As cenas de agressão pesaram contra o primeiro-ministro Mariano Rajoy, do Partido Popular (PP), que na véspera se viu impelido a fazer algo contra o referendo, declarado ilegal pelo Tribunal Constitucional. “Se a ideia dele era deslegitimar o voto, Rajoy podia apenas ter se limitado a não reconhecer o resultado, no que seria apoiado pelos demais partidos de sua coalizão”, diz o pesquisador belga Steven Blockmans, do Centro para Estudo de Políticas Europeias, em Bruxelas. Em vez disso, mandou descer a bordoada — e já perdeu o apoio do Partido Nacional Basco, de uma região em que o orgulho separatista também é forte.
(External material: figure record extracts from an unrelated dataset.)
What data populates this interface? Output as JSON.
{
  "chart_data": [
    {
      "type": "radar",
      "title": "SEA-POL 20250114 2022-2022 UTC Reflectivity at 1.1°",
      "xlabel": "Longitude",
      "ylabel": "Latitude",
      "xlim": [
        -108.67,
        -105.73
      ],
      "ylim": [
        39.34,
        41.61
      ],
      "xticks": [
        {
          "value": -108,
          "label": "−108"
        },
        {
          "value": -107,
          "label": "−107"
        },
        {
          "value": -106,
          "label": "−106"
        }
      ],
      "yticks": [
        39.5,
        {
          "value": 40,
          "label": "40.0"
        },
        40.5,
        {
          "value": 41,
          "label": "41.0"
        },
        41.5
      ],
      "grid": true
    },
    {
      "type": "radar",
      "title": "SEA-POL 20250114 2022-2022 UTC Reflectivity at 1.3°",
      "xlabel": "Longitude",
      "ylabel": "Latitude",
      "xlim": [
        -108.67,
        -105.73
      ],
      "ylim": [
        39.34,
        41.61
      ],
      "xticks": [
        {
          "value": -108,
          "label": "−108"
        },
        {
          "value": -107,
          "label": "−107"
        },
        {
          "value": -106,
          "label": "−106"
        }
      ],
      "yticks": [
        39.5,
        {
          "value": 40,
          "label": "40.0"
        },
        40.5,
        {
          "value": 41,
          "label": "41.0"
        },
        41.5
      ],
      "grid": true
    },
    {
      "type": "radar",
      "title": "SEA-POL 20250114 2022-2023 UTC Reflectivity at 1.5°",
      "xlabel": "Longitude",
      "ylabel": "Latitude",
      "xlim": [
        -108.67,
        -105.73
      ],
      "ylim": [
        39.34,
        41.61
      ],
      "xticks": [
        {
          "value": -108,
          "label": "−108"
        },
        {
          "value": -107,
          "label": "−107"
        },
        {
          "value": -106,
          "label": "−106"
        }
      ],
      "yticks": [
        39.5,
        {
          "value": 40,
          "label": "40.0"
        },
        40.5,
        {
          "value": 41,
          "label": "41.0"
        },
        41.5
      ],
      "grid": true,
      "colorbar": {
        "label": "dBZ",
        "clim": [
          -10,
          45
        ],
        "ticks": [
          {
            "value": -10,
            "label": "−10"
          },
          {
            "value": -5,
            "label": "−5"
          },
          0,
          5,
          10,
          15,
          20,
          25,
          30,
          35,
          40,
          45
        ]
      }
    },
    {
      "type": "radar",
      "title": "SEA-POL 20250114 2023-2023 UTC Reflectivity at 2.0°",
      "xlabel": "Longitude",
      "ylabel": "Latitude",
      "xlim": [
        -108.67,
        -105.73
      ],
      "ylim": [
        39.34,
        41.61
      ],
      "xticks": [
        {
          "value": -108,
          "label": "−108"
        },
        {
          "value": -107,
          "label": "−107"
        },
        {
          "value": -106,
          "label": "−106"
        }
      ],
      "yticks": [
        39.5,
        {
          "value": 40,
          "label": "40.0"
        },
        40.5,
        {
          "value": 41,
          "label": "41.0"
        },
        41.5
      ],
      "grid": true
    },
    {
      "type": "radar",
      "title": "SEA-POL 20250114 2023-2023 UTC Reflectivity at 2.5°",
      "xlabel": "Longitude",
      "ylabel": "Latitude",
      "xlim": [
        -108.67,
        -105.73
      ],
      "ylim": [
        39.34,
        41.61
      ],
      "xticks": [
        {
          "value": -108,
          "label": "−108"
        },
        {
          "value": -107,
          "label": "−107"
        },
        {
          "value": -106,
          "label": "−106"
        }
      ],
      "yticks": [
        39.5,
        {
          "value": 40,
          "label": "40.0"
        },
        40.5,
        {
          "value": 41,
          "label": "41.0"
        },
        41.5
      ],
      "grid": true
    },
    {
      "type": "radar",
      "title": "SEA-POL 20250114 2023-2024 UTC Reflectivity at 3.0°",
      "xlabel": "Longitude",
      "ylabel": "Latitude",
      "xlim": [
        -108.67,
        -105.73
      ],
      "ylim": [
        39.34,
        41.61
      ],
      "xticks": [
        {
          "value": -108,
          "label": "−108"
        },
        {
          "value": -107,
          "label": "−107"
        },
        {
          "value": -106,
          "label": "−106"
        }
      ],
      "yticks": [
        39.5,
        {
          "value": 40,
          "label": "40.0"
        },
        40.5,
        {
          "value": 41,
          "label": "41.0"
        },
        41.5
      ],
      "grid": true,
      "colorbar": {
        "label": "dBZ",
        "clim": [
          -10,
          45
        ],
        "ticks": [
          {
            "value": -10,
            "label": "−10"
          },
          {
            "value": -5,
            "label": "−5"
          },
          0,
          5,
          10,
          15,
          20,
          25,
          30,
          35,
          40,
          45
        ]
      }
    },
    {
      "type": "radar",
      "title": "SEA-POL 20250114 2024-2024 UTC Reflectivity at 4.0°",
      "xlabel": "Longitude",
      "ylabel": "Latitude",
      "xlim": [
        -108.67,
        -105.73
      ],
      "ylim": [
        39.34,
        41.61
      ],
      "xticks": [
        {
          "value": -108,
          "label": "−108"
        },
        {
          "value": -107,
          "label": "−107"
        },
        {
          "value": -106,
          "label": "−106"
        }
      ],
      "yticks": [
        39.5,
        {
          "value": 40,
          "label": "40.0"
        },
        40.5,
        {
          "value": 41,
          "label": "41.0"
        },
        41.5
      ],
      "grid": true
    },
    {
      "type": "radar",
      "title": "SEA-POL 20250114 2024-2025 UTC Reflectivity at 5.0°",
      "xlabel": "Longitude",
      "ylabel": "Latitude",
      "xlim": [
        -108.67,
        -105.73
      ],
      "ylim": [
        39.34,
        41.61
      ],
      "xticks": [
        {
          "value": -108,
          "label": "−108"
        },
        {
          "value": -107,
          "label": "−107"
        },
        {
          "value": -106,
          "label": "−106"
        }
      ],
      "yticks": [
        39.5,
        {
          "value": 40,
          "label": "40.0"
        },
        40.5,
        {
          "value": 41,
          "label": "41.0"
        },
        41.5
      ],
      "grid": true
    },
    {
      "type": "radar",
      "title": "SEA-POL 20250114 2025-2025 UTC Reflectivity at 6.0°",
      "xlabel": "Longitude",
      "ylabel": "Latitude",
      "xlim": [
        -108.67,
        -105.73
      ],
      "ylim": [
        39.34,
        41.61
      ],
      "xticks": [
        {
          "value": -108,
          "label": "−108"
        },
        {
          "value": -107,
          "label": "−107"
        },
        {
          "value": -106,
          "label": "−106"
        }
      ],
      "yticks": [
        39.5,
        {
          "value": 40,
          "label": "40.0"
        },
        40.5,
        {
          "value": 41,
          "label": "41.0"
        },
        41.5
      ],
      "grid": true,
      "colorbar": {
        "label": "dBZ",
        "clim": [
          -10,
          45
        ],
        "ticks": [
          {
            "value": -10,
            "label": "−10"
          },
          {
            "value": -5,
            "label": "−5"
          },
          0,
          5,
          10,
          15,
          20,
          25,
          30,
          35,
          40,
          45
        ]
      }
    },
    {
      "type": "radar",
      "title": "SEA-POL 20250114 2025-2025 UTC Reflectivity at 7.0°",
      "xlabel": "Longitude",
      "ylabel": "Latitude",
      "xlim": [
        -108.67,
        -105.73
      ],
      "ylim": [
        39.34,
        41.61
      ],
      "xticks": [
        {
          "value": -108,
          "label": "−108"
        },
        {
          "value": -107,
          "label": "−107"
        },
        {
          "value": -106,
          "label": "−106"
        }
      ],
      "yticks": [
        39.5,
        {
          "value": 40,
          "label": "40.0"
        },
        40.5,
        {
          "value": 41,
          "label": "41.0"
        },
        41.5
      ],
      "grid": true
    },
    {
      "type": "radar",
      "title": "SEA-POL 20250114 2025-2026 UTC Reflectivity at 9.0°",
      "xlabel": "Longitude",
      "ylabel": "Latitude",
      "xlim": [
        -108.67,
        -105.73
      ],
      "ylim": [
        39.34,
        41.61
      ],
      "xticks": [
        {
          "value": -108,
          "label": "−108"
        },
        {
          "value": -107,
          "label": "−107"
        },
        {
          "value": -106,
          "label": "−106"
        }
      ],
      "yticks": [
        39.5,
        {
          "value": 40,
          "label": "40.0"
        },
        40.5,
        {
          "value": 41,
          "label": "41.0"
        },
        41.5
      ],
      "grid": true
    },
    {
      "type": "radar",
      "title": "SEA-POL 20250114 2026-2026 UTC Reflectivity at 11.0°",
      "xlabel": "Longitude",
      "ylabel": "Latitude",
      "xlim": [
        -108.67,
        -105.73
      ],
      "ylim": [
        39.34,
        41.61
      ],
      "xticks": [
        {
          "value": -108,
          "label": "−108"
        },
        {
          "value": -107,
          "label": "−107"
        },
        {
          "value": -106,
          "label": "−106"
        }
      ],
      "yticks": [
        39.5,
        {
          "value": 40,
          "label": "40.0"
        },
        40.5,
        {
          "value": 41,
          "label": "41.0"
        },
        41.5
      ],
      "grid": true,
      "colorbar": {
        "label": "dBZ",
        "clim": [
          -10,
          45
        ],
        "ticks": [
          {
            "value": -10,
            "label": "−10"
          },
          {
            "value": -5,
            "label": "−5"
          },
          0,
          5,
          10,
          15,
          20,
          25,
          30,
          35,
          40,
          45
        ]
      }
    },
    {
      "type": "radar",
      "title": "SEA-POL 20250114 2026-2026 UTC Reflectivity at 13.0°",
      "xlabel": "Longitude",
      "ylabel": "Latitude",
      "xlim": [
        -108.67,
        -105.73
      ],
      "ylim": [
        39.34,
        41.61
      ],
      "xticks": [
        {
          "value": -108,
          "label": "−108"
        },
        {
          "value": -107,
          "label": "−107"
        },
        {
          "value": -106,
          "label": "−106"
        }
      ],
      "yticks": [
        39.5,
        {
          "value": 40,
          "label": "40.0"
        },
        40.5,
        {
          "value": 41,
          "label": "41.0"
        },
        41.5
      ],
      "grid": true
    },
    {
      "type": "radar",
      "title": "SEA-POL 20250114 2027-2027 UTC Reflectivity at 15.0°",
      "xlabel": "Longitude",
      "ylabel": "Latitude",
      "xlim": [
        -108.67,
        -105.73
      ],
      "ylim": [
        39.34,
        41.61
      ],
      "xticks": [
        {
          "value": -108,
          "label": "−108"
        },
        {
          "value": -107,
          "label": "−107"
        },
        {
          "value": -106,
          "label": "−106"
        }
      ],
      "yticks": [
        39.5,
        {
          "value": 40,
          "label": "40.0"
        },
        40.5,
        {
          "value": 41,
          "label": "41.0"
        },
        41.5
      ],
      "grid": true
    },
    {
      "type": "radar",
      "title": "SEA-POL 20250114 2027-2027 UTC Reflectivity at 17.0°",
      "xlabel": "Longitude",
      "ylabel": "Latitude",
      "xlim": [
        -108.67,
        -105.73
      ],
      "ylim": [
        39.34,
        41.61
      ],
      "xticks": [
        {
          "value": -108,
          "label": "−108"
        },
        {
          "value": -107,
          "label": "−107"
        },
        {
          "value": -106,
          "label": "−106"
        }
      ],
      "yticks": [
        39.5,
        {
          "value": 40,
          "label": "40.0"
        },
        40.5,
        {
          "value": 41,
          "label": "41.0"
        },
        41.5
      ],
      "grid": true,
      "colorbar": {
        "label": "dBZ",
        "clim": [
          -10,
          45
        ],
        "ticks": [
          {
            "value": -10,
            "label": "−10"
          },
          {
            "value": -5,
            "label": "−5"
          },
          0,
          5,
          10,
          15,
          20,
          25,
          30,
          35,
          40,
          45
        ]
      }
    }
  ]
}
Para os independentistas catalães, o balanço também não foi positivo. Cerca de 58% dos eleitores da Catalunha ficaram em casa e não foram votar. “Entre 70% e 80% apoiaram a realização do referendo, mas só 40% querem de fato a independência”, afirma a cientista política espanhola Astrid Barrio, da Universidade de Valência. A abstenção foi maior na cidade de Barcelona, a mais cosmopolita e, portanto, menos nacionalista. “Barcelona é lar de milhares de espanhóis não catalães, europeus do Leste, latino-americanos e da maior comunidade muçulmana na Espanha. As pessoas têm medo de que a independência da Catalunha se torne xenofóbica”, diz Omar Encarnación, professor de estudos ibéricos da Universidade Bard, nos Estados Unidos. No referendo da Catalunha, o saldo até agora é unânime: perderam os espanhóis e perderam os catalães.